2) Look carefully through the tiny items on the back pages. They may be more important than the headline articles.

To illustrate the first rule, I will give two examples. The first (which I have mentioned in this Opinion column before) is the statement repeated in news reports that Afghanistan's Taliban "refused" to hand over Osama bin Laden to the United States. A few months ago, the papers reported the Taliban saying that it wouldn't hand over bin Laden until it was show n the evidence against him.

The second is an article in the New York Times (Dec. 22) stating that Afghanistan was experiencing "that country's first peaceful transfer of power in decades." But I suppose few readers are capable of the radical forgetting that would be required to swallow that.

To illustrate the second rule, I offer a tiny note at the bottom of page 5 of the International Herald Tribune (Jan. 15). There we learn that U.S. troops are beginning "extensive maneuvers," scheduled to continue for one year, on the southern Philippine island of Basilan, a "hotbed" of Islamic rebels. Training maneuvers in a war zone?

Similarly, on page A19 of the San Francisco Chronicle (Jan. 4) there is an article that states that, now that it has al-Qaeda "on the run from Afghanistan... the United States is stepping up military activities in and around Somalia." Take note of the word "in." And as for "around," where do you suppose that might be?
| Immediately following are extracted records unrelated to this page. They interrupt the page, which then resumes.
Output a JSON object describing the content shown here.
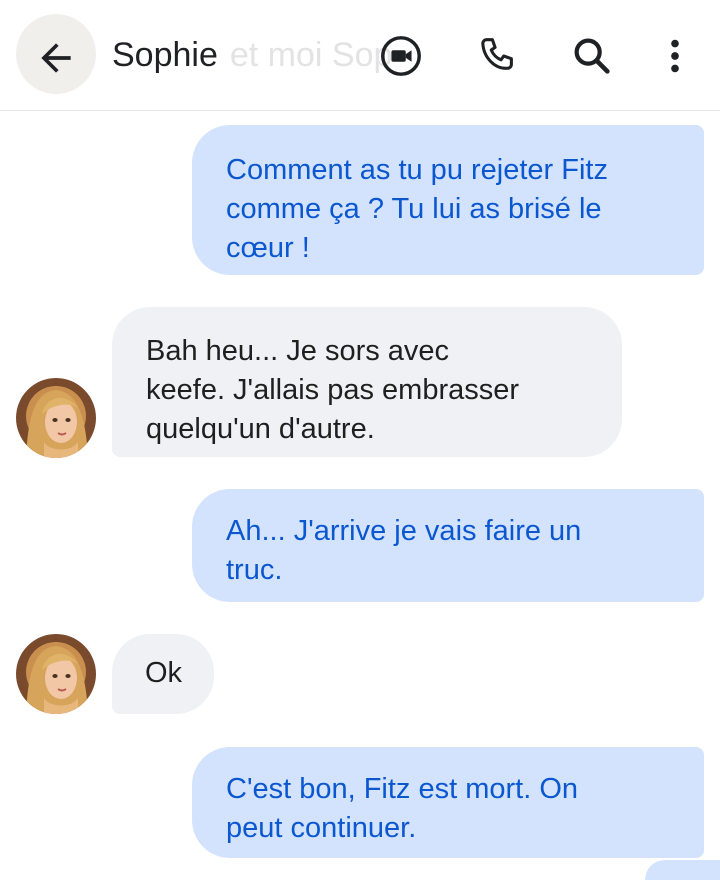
{
  "header": {
    "contact_name": "Sophie",
    "faded_subtitle": "et moi Sop",
    "icons": {
      "back": "arrow-left-icon",
      "video": "video-call-icon",
      "phone": "phone-icon",
      "search": "search-icon",
      "more": "more-vert-icon"
    }
  },
  "theme": {
    "outgoing_bg": "#d3e3fd",
    "outgoing_text": "#0b57d0",
    "incoming_bg": "#f0f1f4",
    "incoming_text": "#1f1f1f"
  },
  "messages": [
    {
      "direction": "outgoing",
      "lines": [
        "Comment as tu pu rejeter Fitz",
        "comme ça ? Tu lui as brisé le",
        "cœur !"
      ]
    },
    {
      "direction": "incoming",
      "lines": [
        "Bah heu... Je sors avec",
        "keefe. J'allais pas embrasser",
        "quelqu'un d'autre."
      ]
    },
    {
      "direction": "outgoing",
      "lines": [
        "Ah... J'arrive je vais faire un",
        "truc."
      ]
    },
    {
      "direction": "incoming",
      "lines": [
        "Ok"
      ]
    },
    {
      "direction": "outgoing",
      "lines": [
        "C'est bon, Fitz est mort. On",
        "peut continuer."
      ]
    }
  ]
}
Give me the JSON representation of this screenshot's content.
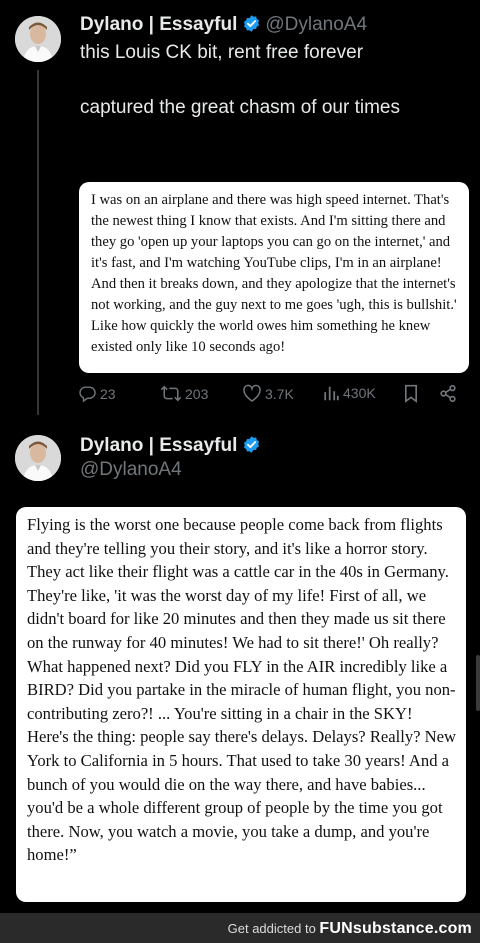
{
  "tweet1": {
    "display_name": "Dylano | Essayful",
    "handle": "@DylanoA4",
    "text_line1": "this Louis CK bit, rent free forever",
    "text_line2": "captured the great chasm of our times",
    "quote": "I was on an airplane and there was high speed internet. That's the newest thing I know that exists. And I'm sitting there and they go 'open up your laptops you can go on the internet,' and it's fast, and I'm watching YouTube clips, I'm in an airplane! And then it breaks down, and they apologize that the internet's not working, and the guy next to me goes 'ugh, this is bullshit.' Like how quickly the world owes him something he knew existed only like 10 seconds ago!",
    "replies": "23",
    "reposts": "203",
    "likes": "3.7K",
    "views": "430K"
  },
  "tweet2": {
    "display_name": "Dylano | Essayful",
    "handle": "@DylanoA4",
    "quote": "Flying is the worst one because people come back from flights and they're telling you their story, and it's like a horror story. They act like their flight was a cattle car in the 40s in Germany. They're like, 'it was the worst day of my life! First of all, we didn't board for like 20 minutes and then they made us sit there on the runway for 40 minutes! We had to sit there!' Oh really? What happened next? Did you FLY in the AIR incredibly like a BIRD? Did you partake in the miracle of human flight, you non-contributing zero?! ... You're sitting in a chair in the SKY! Here's the thing: people say there's delays. Delays? Really? New York to California in 5 hours. That used to take 30 years! And a bunch of you would die on the way there, and have babies... you'd be a whole different group of people by the time you got there. Now, you watch a movie, you take a dump, and you're home!”"
  },
  "footer": {
    "prefix": "Get addicted to",
    "brand": "FUNsubstance.com"
  },
  "colors": {
    "background": "#000000",
    "verified": "#1d9bf0",
    "muted": "#71767b",
    "text": "#e7e9ea"
  }
}
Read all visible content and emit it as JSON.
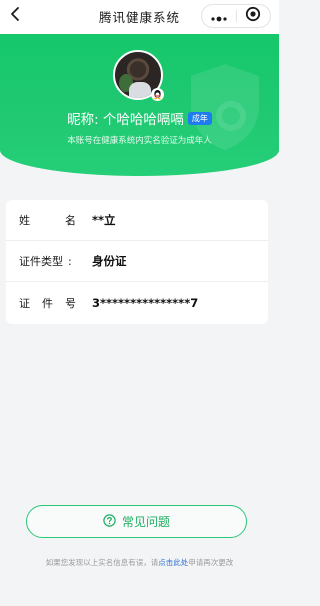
{
  "navbar": {
    "title": "腾讯健康系统"
  },
  "header": {
    "nickname": "昵称: 个哈哈哈嗝嗝",
    "adult_badge": "成年",
    "verify_note": "本账号在健康系统内实名验证为成年人"
  },
  "info": {
    "rows": [
      {
        "label_a": "姓",
        "label_b": "名",
        "colon": ":",
        "value": "**立"
      },
      {
        "label_a": "证件类型",
        "label_b": "",
        "colon": ":",
        "value": "身份证"
      },
      {
        "label_a": "证",
        "label_mid": "件",
        "label_b": "号",
        "colon": ":",
        "value": "3***************7"
      }
    ]
  },
  "faq": {
    "label": "常见问题"
  },
  "footer": {
    "prefix": "如果您发现以上实名信息有误，请",
    "link": "点击此处",
    "suffix": "申请再次更改"
  },
  "colors": {
    "brand_green": "#20c972",
    "badge_blue": "#1e7cf0",
    "link_blue": "#2f6fd3"
  },
  "icons": [
    "back-arrow-icon",
    "more-dots-icon",
    "target-close-icon",
    "shield-watermark-icon",
    "qq-penguin-icon",
    "question-circle-icon"
  ]
}
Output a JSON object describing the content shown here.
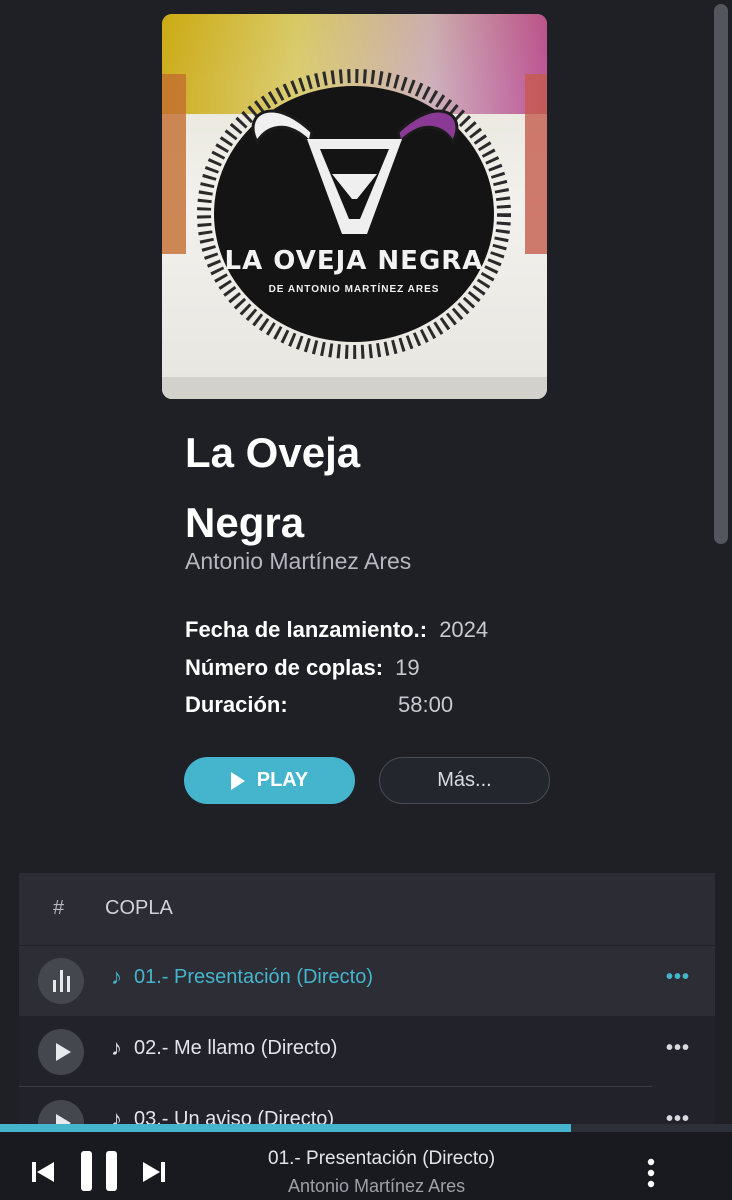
{
  "album": {
    "title_line1": "La Oveja",
    "title_line2": "Negra",
    "artist": "Antonio Martínez Ares",
    "cover_text": {
      "logo": "LA OVEJA NEGRA",
      "subtitle": "DE ANTONIO MARTÍNEZ ARES"
    }
  },
  "meta": {
    "release_label": "Fecha de lanzamiento.:",
    "release_value": "2024",
    "count_label": "Número de coplas:",
    "count_value": "19",
    "duration_label": "Duración:",
    "duration_value": "58:00"
  },
  "actions": {
    "play_label": "PLAY",
    "more_label": "Más..."
  },
  "table": {
    "col_number": "#",
    "col_title": "COPLA",
    "tracks": [
      {
        "title": "01.- Presentación (Directo)",
        "state": "playing"
      },
      {
        "title": "02.- Me llamo (Directo)",
        "state": "idle"
      },
      {
        "title": "03.- Un aviso (Directo)",
        "state": "idle"
      }
    ],
    "note_glyph": "♪",
    "more_glyph": "•••"
  },
  "player": {
    "now_playing_title": "01.- Presentación (Directo)",
    "now_playing_artist": "Antonio Martínez Ares",
    "progress_fraction": 0.78
  },
  "colors": {
    "accent": "#45b5cd",
    "background": "#1f2026"
  },
  "icons": {
    "previous": "skip-previous-icon",
    "pause": "pause-icon",
    "next": "skip-next-icon",
    "menu": "more-vertical-icon",
    "equalizer": "equalizer-icon",
    "play": "play-icon"
  }
}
The following day, the same paper reported (on page 1) that the Israeli military captured 50 tons of weapons allegedly being "smuggled" into the Palestinian Authority. (Why "smuggled"?) The average reader will wonder, how much is 50 tons of weapons? The same paper reported (on page A13) that, two days previously, U.S. warplanes "dropped more than 100 satellite-guided 2,000-pound bombs" on a single target in Afghanistan. That's 100 tons, on one target in one day.

Don't give up reading the newspapers. The information (or much of it) is there. But you have to dig for it.